Die Kryptowährungsindustrie operierte lange unter einem eigenartigen Nachteil: Ihr Narrativ wurde nicht von begutachteter Wissenschaft geprägt, sondern von schlagzeilengesteuerten Angst, Unsicherheit und Zweifeln – was die Digital-Asset-Welt „FUD" nennt. Über ein Jahrzehnt hinweg hat Bitcoin Wellen institutioneller Skepsis, behördlicher Feindseligkeit und direkter Desinformation überstanden, oft ohne ein zentrales wissenschaftliches Archiv, um die lautesten Kritiker zu widerlegen. Diese Asymmetrie beginnt sich zu verschieben. Der jüngste Start von „The Bitcoin Evidence Base", einer kuratierten Ressource, die über zweiundzwanzig begutachtete Forschungsarbeiten zitiert und häufige Fehlvorstellungen zum Protokoll adressiert, steht für mehr als nur ein weiteres Bitcoin-Befürwortungsinstrument: Es signalisiert eine Reifung der Industrie in Richtung erkenntnistheoretischer Strenge, zu einem Zeitpunkt, an dem Regulatoren, Zahlungsnetzwerke und Embedded-Finance-Plattformen schwierigere Fragen zu Kryptos grundlegenden Ansprüchen stellen.

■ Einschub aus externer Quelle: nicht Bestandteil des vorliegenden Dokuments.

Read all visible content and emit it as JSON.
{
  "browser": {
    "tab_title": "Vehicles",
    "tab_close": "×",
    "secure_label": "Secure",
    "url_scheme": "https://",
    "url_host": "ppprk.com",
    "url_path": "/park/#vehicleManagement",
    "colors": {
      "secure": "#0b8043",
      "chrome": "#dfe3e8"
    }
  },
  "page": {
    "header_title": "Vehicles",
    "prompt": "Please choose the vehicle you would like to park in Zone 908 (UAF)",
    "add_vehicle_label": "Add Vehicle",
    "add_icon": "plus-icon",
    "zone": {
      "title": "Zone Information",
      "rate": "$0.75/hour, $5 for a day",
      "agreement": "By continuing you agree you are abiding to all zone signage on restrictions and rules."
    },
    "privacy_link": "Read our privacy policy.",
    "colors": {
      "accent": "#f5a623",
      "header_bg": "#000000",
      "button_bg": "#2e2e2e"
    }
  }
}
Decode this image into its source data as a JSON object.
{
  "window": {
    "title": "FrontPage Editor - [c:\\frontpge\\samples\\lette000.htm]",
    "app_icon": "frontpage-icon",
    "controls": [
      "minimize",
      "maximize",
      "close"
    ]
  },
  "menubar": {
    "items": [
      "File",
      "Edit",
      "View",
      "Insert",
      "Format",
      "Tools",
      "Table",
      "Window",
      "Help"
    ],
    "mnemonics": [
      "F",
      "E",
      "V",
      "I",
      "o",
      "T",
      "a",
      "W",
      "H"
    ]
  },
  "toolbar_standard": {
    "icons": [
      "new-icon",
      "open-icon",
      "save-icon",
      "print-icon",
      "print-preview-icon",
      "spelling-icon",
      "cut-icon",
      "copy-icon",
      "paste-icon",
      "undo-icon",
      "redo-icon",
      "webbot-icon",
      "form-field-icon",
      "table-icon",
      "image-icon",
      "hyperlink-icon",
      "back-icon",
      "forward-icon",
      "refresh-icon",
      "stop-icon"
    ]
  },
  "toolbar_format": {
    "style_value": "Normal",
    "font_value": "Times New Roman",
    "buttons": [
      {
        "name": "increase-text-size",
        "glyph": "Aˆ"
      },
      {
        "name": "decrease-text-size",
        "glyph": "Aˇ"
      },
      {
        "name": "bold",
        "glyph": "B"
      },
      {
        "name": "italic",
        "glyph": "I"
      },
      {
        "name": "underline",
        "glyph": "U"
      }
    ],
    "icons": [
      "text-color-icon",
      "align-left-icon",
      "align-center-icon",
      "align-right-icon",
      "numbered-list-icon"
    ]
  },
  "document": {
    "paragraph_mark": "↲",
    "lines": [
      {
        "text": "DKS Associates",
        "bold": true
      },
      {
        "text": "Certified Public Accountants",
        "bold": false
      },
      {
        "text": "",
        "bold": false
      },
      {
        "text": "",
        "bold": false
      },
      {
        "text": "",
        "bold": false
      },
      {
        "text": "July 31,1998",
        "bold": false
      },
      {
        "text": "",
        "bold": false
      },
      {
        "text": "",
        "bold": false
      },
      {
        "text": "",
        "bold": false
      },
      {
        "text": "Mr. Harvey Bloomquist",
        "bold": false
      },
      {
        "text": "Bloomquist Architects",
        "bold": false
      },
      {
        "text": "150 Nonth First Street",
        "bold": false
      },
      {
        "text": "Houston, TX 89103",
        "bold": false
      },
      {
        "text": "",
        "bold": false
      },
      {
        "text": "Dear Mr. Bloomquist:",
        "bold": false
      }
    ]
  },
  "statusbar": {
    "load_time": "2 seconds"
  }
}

Die Initiative kommt an einem kritischen Punkt für Fintech und Banking-Infrastruktur. Während sich White-Label-Kryptokarten-Plattformen verbreiten und etablierte Finanzdienstleister über eine tiefere Integration von Blockchain-nativen Assets nachdenken, ist das Beweislandschaft enorm wichtig. Wenn ein Bank of England-Aufseher oder ein Europäische Zentralbank-Politiker fragt, ob Bitcoin wirklich Zahlungsineffizienzen löst, ob Mining eine nicht nachhaltige Energiemenge verbraucht oder ob dezentralisierte Ledger wirklich Kontrahentenrisiko reduzieren, sollte die Antwort nicht aus Promotion-Whitepapers oder Twitter-Threads kommen. Sie sollte aus Arbeiten stammen, die einer Peer-Review und empirischer Überprüfung unterworfen sind. Die Evidence Base versucht, durch Verankerung ihrer Antworten in veröffentlichter Wissenschaft das Bitcoin-Gespräch von ideologischer Behauptung zu messbarem Anspruch umzurahmen.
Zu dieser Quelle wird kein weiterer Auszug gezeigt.